There is a tendency for us to romanticise over film. But then we are artists and film has been our 'love-affair' palette for many many years.

 

To date I've shot nearly as much with digital, as I've shot with film.

 

but the one thing that irritates me about digital is that I feel that I need to be a technical engineer/scientist to work it.

I'm really not technically inclined, I'm more creatively based. The noughts and one's and how they work don't really interest me.

 

What interests me is how the light coupled with the camera move and the action taking place all marry with each other.

Not that if I change a matrix number from -1 to -9 that I'll have more give here and less there.

 

Even though there are some really beautiful digital images out there, digital hasn't found terra firme.

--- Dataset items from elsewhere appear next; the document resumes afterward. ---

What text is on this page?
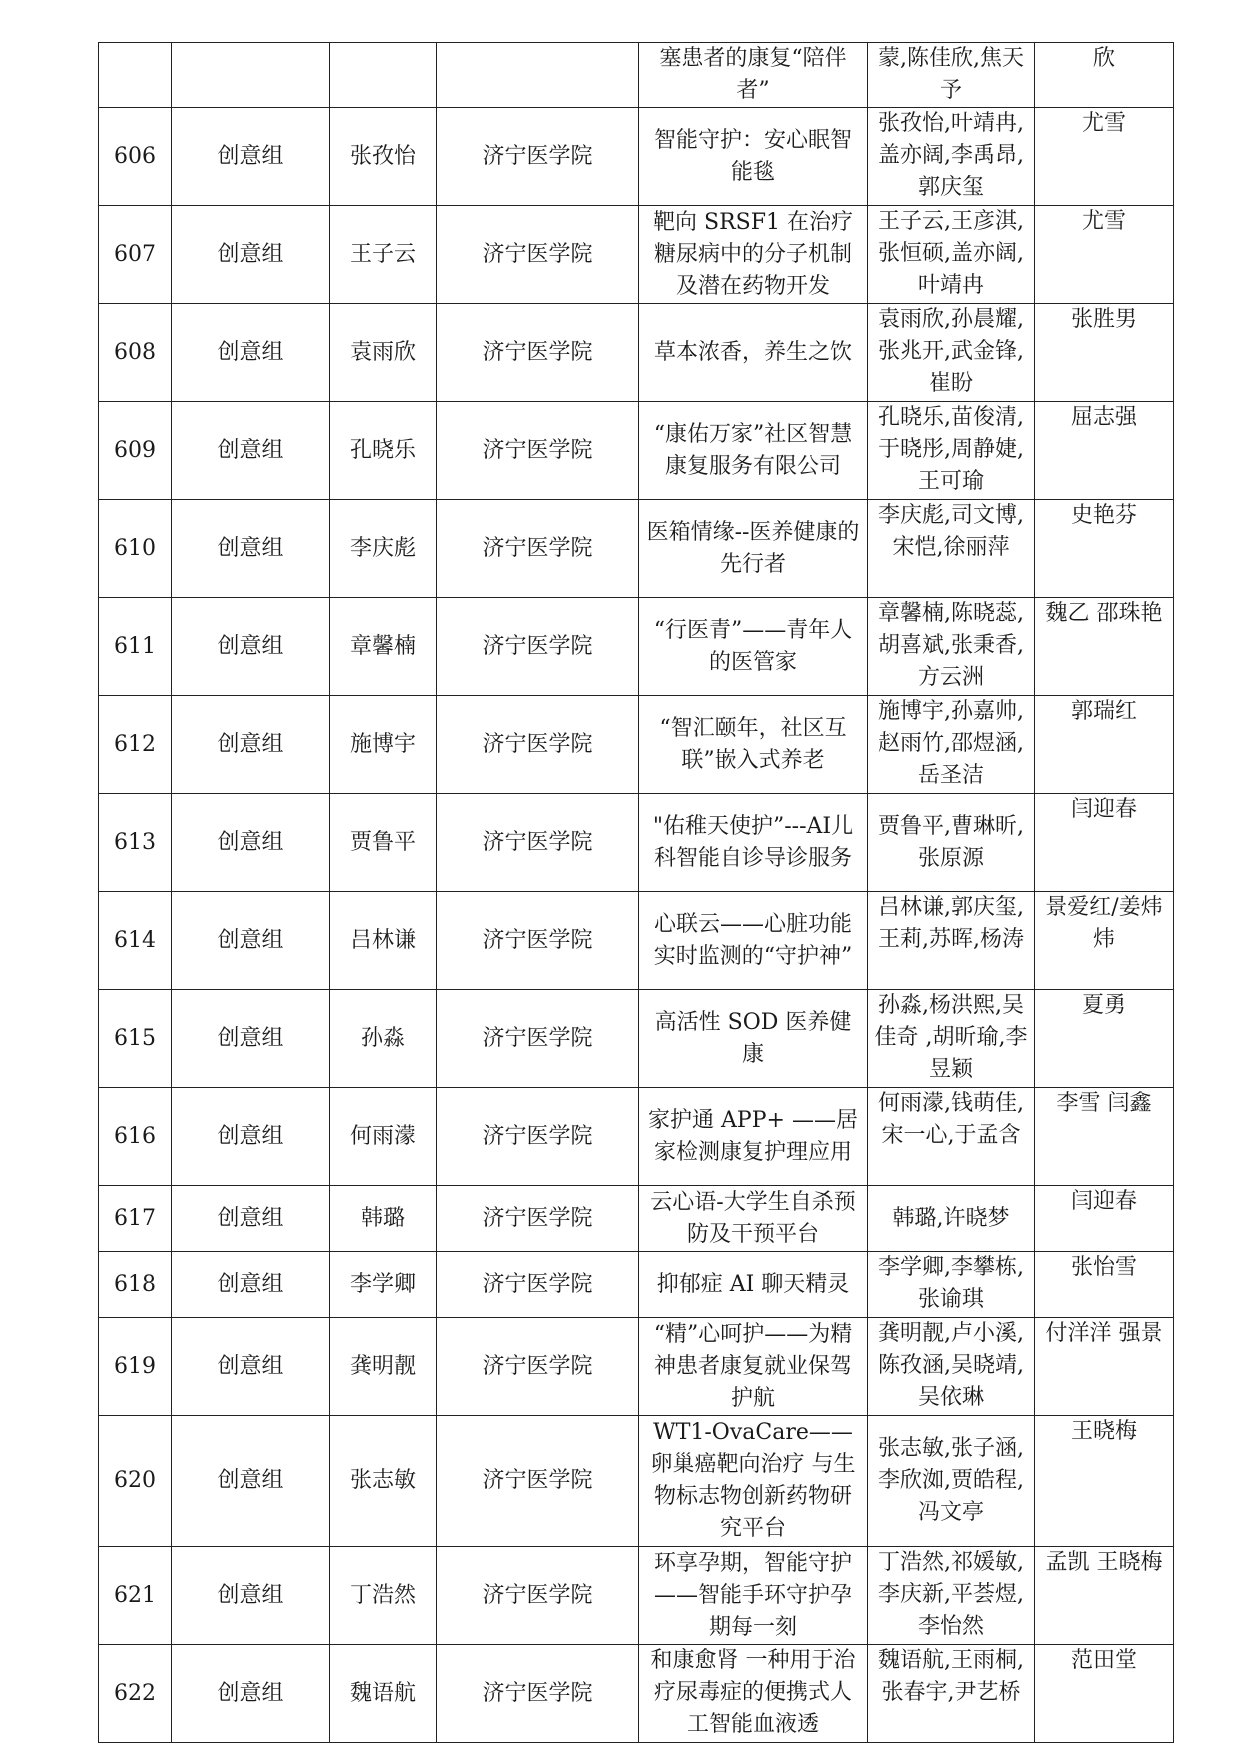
				塞患者的康复“陪伴者”	蒙,陈佳欣,焦天予	欣
606	创意组	张孜怡	济宁医学院	智能守护：安心眠智能毯	张孜怡,叶靖冉,盖亦阔,李禹昂,郭庆玺	尤雪
607	创意组	王子云	济宁医学院	靶向 SRSF1 在治疗糖尿病中的分子机制及潜在药物开发	王子云,王彦淇,张恒硕,盖亦阔,叶靖冉	尤雪
608	创意组	袁雨欣	济宁医学院	草本浓香，养生之饮	袁雨欣,孙晨耀,张兆开,武金锋,崔盼	张胜男
609	创意组	孔晓乐	济宁医学院	“康佑万家”社区智慧康复服务有限公司	孔晓乐,苗俊清,于晓彤,周静婕,王可瑜	屈志强
610	创意组	李庆彪	济宁医学院	医箱情缘--医养健康的先行者	李庆彪,司文博,宋恺,徐丽萍	史艳芬
611	创意组	章馨楠	济宁医学院	“行医青”——青年人的医管家	章馨楠,陈晓蕊,胡喜斌,张秉香,方云洲	魏乙 邵珠艳
612	创意组	施博宇	济宁医学院	“智汇颐年，社区互联”嵌入式养老	施博宇,孙嘉帅,赵雨竹,邵煜涵,岳圣洁	郭瑞红
613	创意组	贾鲁平	济宁医学院	"佑稚天使护”---AI儿科智能自诊导诊服务	贾鲁平,曹琳昕,张原源	闫迎春
614	创意组	吕林谦	济宁医学院	心联云——心脏功能实时监测的“守护神”	吕林谦,郭庆玺,王莉,苏晖,杨涛	景爱红/姜炜炜
615	创意组	孙淼	济宁医学院	高活性 SOD 医养健康	孙淼,杨洪熙,吴佳奇 ,胡昕瑜,李昱颖	夏勇
616	创意组	何雨濛	济宁医学院	家护通 APP+ ——居家检测康复护理应用	何雨濛,钱萌佳,宋一心,于孟含	李雪 闫鑫
617	创意组	韩璐	济宁医学院	云心语-大学生自杀预防及干预平台	韩璐,许晓梦	闫迎春
618	创意组	李学卿	济宁医学院	抑郁症 AI 聊天精灵	李学卿,李攀栋,张谕琪	张怡雪
619	创意组	龚明靓	济宁医学院	“精”心呵护——为精神患者康复就业保驾护航	龚明靓,卢小溪,陈孜涵,吴晓靖,吴依琳	付洋洋 强景
620	创意组	张志敏	济宁医学院	WT1-OvaCare——卵巢癌靶向治疗 与生物标志物创新药物研究平台	张志敏,张子涵,李欣洳,贾皓程,冯文亭	王晓梅
621	创意组	丁浩然	济宁医学院	环享孕期，智能守护——智能手环守护孕期每一刻	丁浩然,祁媛敏,李庆新,平荟煜,李怡然	孟凯 王晓梅
622	创意组	魏语航	济宁医学院	和康愈肾 一种用于治疗尿毒症的便携式人工智能血液透	魏语航,王雨桐,张春宇,尹艺桥	范田堂
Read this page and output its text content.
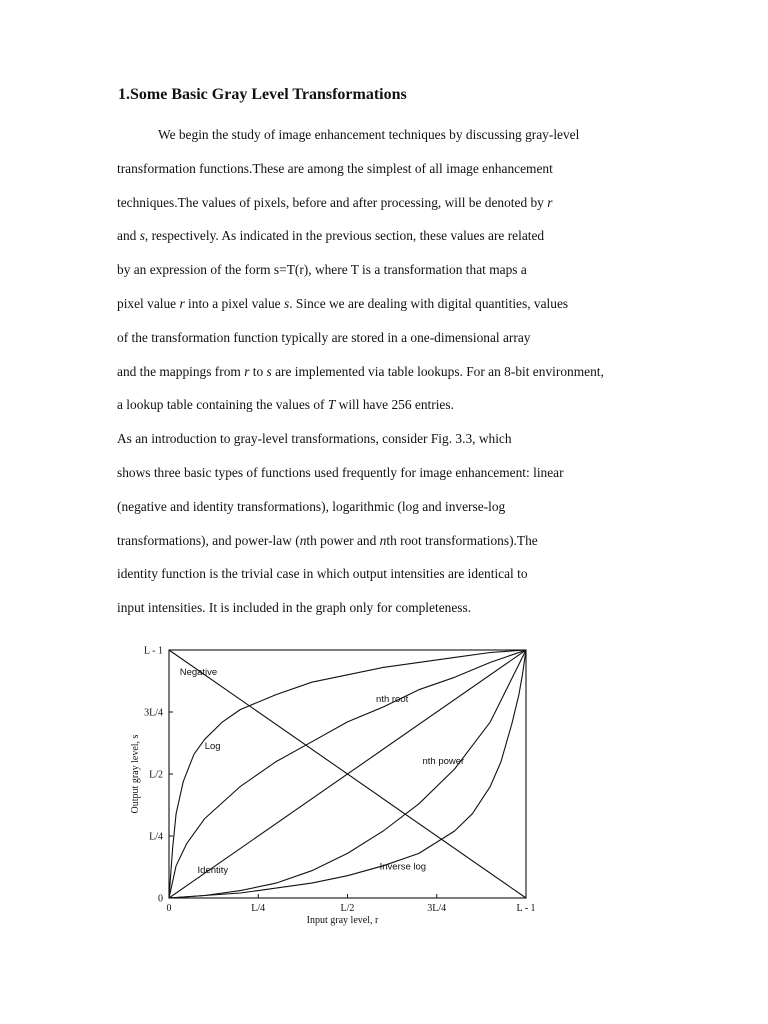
1.Some Basic Gray Level Transformations

We begin the study of image enhancement techniques by discussing gray-level

transformation functions.These are among the simplest of all image enhancement

techniques.The values of pixels, before and after processing, will be denoted by r

and s, respectively. As indicated in the previous section, these values are related

by an expression of the form s=T(r), where T is a transformation that maps a

pixel value r into a pixel value s. Since we are dealing with digital quantities, values

of the transformation function typically are stored in a one-dimensional array

and the mappings from r to s are implemented via table lookups. For an 8-bit environment,

a lookup table containing the values of T will have 256 entries.

As an introduction to gray-level transformations, consider Fig. 3.3, which

shows three basic types of functions used frequently for image enhancement: linear

(negative and identity transformations), logarithmic (log and inverse-log

transformations), and power-law (nth power and nth root transformations).The

identity function is the trivial case in which output intensities are identical to

input intensities. It is included in the graph only for completeness.

0	L/4	L/2	3L/4	L - 1
0
L/4
L/2
3L/4
L - 1
Input gray level, r
Output gray level, s
Negative
Identity
Log
nth root
nth power
Inverse log
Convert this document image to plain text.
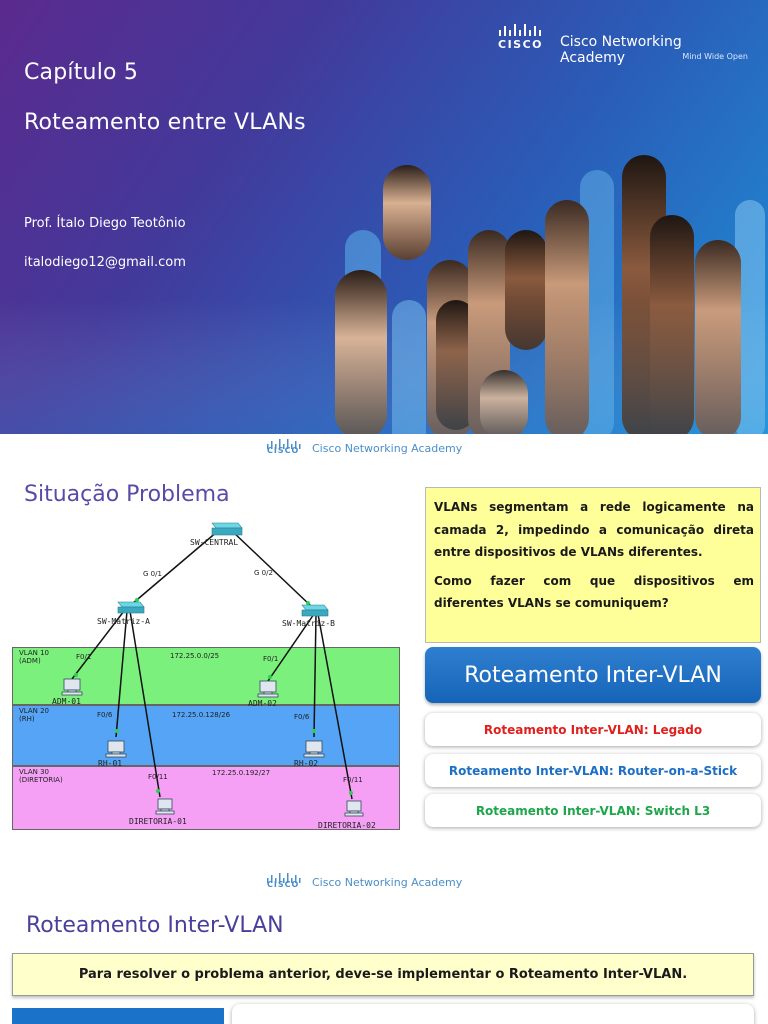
Capítulo 5
Roteamento entre VLANs
Prof. Ítalo Diego Teotônio
italodiego12@gmail.com
CISCO Cisco Networking Academy	Mind Wide Open
CISCO Cisco Networking Academy
Situação Problema
VLAN 10
(ADM)
VLAN 20
(RH)
VLAN 30
(DIRETORIA)
SW-CENTRAL
SW-Matriz-A	SW-Matriz-B
G 0/1	G 0/2
172.25.0.0/25
172.25.0.128/26
172.25.0.192/27
F0/1	F0/1
F0/6	F0/6
F0/11	F0/11
ADM-01	ADM-02
RH-01	RH-02
DIRETORIA-01	DIRETORIA-02

VLANs segmentam a rede logicamente na camada 2, impedindo a comunicação direta entre dispositivos de VLANs diferentes.

Como fazer com que dispositivos em diferentes VLANs se comuniquem?

Roteamento Inter-VLAN
Roteamento Inter-VLAN: Legado
Roteamento Inter-VLAN: Router-on-a-Stick
Roteamento Inter-VLAN: Switch L3
CISCO Cisco Networking Academy
Roteamento Inter-VLAN
Para resolver o problema anterior, deve-se implementar o Roteamento Inter-VLAN.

Every day numerous posts surface, in various forums, that consistently highlight new issues which 'has-just-been-found' with latest digital cameras.

 

When I first started out I was given a great piece of advice.

Learn the technical side of things and make it 2nd nature, and once you do that, then you can concentrate on the artistic side of things.

 

Unfortunately with digital it just feels, in years to come, that most of us will be concentrating a bigger percentage on the engineering rather than the art. This I believe means that we could become more formatted...which I think our industry is showing signs of already.

 

When called upon, I'm hoping that your misterium x will bring an end to all the bullshit red posts and just allow us to go out there, shoot beautiful images with no nasty surprises.